Study finds Parity Act can be economical
Study finds Parity Act can be economical
New law effective as of Jan. 1
The Mental Health Parity Act became effective Jan. 1. When President Clinton signed the bill last year, employers feared the act would cause their health care benefits costs to soar. However, a recent study by the RAND group in Santa Monica, CA, finds that implementation will cost less than half of 1% of the annual cost per enrollee of an average managed care plan, if employers turn to managed care "carve out" plans.
The Mental Health Parity Act prohibits employers who offer mental health benefits from providing lower dollar limits for mental health coverage than for other medical benefits unless they demonstrate that their health plan costs would increase by 1% or more. The study examined claims data for 1995 and 1996 from 24 managed care behavioral health carve out plans. These plans provide mental health care through a subsidiary or independent vendor.

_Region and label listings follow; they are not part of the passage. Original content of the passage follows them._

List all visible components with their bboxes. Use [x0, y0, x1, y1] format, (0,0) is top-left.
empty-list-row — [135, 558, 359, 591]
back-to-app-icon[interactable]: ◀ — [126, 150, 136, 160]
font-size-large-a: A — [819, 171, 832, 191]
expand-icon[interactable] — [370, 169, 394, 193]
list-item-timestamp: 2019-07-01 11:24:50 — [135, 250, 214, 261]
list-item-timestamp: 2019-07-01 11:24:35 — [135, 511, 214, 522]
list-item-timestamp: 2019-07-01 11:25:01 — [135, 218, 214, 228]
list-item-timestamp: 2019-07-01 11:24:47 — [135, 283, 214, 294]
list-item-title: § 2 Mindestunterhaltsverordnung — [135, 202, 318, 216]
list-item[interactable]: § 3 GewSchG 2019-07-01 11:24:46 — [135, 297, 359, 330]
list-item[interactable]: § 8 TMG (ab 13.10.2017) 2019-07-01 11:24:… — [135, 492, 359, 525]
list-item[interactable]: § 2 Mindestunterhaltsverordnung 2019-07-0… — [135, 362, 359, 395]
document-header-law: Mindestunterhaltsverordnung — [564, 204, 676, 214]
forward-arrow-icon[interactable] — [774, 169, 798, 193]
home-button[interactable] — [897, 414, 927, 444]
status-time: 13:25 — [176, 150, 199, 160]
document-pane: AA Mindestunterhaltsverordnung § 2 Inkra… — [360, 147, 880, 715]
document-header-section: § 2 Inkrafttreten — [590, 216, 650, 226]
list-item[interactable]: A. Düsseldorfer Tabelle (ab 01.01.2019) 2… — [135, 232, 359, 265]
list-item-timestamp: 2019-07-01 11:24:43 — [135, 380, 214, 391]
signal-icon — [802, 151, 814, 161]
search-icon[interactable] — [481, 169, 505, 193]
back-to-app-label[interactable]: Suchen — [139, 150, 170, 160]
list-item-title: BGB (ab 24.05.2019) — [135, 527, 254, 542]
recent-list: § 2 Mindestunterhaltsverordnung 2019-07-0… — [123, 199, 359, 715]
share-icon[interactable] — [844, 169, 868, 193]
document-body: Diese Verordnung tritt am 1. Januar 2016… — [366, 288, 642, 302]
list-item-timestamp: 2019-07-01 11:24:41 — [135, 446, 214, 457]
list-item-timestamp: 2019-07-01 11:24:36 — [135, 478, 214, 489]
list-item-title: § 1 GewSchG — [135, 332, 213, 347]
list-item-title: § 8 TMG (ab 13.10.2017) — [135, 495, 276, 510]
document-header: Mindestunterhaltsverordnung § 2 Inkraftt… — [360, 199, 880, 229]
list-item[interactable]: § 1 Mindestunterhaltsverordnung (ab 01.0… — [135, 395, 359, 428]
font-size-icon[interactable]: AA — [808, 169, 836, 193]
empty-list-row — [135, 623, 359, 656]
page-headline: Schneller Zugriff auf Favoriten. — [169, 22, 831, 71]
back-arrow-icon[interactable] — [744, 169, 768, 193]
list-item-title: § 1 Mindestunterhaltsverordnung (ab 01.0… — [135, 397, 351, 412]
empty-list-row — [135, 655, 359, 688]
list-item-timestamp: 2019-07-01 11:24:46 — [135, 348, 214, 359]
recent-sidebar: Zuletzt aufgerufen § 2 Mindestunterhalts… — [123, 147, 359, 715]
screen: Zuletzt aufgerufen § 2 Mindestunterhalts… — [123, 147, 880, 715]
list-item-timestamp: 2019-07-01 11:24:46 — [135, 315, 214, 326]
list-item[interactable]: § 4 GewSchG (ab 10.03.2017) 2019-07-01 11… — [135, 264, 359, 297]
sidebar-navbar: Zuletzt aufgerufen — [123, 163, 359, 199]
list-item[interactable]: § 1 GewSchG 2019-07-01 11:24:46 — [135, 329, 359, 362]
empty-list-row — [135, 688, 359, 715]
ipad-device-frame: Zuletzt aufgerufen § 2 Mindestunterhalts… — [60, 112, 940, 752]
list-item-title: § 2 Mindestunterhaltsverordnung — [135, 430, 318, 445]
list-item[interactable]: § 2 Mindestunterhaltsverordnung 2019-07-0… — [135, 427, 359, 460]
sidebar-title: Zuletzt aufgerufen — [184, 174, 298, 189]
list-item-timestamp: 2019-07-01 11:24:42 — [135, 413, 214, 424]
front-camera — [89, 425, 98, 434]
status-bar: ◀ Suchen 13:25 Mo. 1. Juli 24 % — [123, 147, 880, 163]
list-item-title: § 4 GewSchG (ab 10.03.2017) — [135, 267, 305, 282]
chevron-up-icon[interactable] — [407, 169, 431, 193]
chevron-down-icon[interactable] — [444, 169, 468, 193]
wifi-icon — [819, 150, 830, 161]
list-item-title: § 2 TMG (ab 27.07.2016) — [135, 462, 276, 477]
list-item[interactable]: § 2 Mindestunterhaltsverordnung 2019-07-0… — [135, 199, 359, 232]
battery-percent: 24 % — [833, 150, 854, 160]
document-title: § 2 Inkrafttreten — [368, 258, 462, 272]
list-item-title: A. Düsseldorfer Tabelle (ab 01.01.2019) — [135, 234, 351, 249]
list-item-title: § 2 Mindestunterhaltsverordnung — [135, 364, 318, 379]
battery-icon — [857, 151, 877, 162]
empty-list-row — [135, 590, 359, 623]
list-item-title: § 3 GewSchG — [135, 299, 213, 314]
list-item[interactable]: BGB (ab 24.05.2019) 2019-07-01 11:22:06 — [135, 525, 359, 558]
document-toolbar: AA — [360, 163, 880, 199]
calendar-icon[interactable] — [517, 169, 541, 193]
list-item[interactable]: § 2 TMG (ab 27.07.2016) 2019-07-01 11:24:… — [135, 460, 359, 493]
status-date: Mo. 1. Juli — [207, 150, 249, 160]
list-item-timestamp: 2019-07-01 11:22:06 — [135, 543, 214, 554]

"Even substituting unlimited mental health coverage for the least generous plans would result in less than $7 per enrollee per year cost increase in a plan with minimal copayments and no deducti-bles," says Roland Sturm, PhD, an economist at RAND, who conducted the study published in a recent issue of the Journal of the American Medical Association.1 He defined least generous plans as plans that pay for only 30 inpatient days and 20 outpatient sessions annually. He also found that the main beneficiaries of equalizing mental health and medical benefits would be the families of children with mental illness. Before the Mental Health Parity Act, children were more likely than adult users to exceed the typical $25,000 annual benefit limits for mental health and go uninsured the rest of the year, he says. "It’s important to note that my cost projections depend on employers using mental health managed care carve out plans."
Costs are lower in theses plans than in traditional indemnity plans even though the rate of access to care is higher, he says. "however, we need to monitor how the act is implemented," he cautions. "it’s easier to contain costs than to provide consistently high quality care."
Reference
1. Rand Corporation. How expensive is unlimited mental health care coverage under managed care? JAMA 1997; 278:1,533-1,537.